M & D and ATD, thematic homage, parallels, etc.
Daniel Harper
daniel_harper at earthlink.net
Wed Apr 25 21:46:05 CDT 2007
On Wednesday 25 April 2007 10:11, you wrote:
<snip>
>
> Pynchon is not exempt from this weakness. Much as I admire the passages
> Tore cites, they tell me more about Anglo-European bad conscience (not
> that it wasn't richly earned), and about the mythic power of *all* Eden
> stories, than about the Americas as a unique Last Blown Chance to be
> Better Than Human.
It's one of my pet peeves when preindustrial people are considered as angelic
beings, or that their lifestyles or civilizations are treated as idyllic, but
this is perhaps a bit unfair.

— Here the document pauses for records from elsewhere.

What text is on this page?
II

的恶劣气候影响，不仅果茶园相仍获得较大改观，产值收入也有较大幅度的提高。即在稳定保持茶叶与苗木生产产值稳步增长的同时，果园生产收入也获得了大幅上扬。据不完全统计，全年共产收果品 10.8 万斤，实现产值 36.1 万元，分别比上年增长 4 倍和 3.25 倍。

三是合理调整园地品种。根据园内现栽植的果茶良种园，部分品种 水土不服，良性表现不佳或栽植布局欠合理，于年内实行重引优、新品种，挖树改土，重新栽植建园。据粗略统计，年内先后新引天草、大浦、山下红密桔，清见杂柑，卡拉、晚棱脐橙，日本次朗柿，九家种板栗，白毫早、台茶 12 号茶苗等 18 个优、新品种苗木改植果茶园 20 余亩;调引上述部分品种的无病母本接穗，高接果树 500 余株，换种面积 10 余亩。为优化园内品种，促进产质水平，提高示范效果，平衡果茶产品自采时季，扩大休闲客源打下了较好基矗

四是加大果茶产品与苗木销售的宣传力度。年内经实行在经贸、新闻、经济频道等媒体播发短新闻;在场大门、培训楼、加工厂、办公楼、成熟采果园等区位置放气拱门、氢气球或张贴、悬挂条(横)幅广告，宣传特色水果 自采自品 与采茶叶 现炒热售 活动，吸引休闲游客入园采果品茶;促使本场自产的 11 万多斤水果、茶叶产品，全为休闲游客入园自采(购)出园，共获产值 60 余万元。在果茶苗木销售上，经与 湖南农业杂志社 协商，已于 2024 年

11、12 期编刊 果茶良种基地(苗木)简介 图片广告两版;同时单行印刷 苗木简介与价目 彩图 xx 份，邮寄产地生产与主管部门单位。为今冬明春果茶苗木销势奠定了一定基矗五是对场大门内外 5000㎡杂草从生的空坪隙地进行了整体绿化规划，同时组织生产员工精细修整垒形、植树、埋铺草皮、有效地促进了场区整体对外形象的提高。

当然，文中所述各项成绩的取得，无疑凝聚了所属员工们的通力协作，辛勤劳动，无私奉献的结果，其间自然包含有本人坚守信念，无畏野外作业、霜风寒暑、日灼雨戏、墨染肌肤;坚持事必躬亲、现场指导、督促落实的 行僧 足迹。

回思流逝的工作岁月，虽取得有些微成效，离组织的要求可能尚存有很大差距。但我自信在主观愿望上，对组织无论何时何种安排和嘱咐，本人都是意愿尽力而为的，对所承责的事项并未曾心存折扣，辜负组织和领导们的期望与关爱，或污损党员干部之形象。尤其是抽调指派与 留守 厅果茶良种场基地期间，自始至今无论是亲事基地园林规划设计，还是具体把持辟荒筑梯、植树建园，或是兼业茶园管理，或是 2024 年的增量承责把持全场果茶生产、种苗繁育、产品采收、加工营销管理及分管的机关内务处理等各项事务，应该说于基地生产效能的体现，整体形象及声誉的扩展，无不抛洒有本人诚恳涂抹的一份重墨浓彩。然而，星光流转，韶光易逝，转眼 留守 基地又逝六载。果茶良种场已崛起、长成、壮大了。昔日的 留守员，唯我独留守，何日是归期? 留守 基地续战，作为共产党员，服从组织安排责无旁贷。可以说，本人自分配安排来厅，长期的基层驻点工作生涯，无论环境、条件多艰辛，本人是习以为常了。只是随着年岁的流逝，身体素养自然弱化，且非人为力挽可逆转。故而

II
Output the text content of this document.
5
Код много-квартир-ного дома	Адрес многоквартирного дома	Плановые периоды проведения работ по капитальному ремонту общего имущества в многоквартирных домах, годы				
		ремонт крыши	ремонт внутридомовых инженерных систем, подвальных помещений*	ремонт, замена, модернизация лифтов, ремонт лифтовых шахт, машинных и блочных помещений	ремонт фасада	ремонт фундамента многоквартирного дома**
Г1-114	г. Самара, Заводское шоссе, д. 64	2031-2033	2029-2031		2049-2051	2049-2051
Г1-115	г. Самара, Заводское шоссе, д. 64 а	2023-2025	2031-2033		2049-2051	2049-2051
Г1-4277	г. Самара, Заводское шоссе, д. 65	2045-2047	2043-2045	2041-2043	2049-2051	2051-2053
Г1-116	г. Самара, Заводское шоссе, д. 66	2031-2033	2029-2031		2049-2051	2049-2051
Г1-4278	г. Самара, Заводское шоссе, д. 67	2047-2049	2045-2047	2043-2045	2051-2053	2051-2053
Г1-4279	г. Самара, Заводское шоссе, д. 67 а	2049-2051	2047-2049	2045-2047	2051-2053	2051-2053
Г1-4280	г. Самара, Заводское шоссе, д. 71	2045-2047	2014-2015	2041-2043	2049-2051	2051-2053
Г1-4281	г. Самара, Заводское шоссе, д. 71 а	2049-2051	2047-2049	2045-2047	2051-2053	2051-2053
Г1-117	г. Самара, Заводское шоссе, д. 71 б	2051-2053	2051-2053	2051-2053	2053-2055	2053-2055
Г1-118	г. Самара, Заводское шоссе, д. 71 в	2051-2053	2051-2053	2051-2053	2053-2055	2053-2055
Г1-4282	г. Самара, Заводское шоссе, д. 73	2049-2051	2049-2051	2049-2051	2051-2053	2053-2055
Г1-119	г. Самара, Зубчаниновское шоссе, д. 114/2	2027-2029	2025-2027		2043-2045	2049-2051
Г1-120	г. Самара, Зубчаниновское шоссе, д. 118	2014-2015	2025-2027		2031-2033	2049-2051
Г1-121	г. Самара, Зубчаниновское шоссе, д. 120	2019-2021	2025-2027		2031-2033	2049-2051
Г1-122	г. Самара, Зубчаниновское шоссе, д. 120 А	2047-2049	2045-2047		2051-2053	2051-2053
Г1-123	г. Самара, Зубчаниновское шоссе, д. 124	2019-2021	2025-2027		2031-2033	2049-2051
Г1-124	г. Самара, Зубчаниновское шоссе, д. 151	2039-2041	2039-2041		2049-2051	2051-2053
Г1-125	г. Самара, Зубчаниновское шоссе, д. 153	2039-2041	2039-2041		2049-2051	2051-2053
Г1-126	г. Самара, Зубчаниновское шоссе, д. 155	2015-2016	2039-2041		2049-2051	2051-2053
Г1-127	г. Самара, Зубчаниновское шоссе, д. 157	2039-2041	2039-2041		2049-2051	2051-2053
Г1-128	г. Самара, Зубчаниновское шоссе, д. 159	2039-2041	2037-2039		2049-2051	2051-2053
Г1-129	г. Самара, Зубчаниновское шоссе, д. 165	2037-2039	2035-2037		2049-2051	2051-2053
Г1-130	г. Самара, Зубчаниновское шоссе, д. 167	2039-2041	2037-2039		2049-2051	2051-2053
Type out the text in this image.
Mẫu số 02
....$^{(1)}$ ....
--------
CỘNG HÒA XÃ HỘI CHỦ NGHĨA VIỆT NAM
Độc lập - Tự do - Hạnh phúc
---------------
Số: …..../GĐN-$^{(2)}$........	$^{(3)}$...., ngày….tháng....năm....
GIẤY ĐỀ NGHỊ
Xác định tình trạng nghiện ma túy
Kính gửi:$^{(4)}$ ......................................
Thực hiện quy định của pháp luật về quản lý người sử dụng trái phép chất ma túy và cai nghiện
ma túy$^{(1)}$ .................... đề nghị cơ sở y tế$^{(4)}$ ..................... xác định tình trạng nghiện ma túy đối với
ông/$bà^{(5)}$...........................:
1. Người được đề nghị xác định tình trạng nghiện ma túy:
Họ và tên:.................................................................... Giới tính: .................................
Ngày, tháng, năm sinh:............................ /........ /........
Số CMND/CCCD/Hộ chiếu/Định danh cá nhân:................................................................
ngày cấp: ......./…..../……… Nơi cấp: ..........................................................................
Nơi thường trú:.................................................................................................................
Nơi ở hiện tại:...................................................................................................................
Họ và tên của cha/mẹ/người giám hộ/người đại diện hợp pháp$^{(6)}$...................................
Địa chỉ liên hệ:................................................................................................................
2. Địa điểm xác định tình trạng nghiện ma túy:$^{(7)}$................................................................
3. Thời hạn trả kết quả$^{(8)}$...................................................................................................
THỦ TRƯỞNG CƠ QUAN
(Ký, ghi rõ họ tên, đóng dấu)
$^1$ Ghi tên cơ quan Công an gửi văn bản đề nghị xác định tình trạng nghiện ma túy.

Pynchon is largely a metafictional writer --
his characters and situations are generally not to be considered "real", but
as representations of other fictional universes. In M&D the Native Americans
(and America in general) seem to be a sort of extended metaphor for purity,
for "innocent savagery" or whatever, but are not really intended to be "real"
people. (Neither, for that matter, are Mason and Dixon "real" in the way that
you or I or even Hamlet are real.)
To make a similar point with a nonhuman element of M&D, I don't think that
Pynchon sees state lines as intrinsically evil elements the way they are
portrayed in the novel. The Visto is a thematic element that has meaning only
within the narrow viewpoint of the novel, not in the world around us. While
it may seem strange to view characters in the same way, I think it's fruitful
to view his personages as metafictional structures rather than as "people" in
and of themselves.
Then again, I'm still wrapping my head around how to read Pynchon. So I could
be _way_ off base. But that's my two cents for today.
--
No reference to the present day is intended or should be inferred.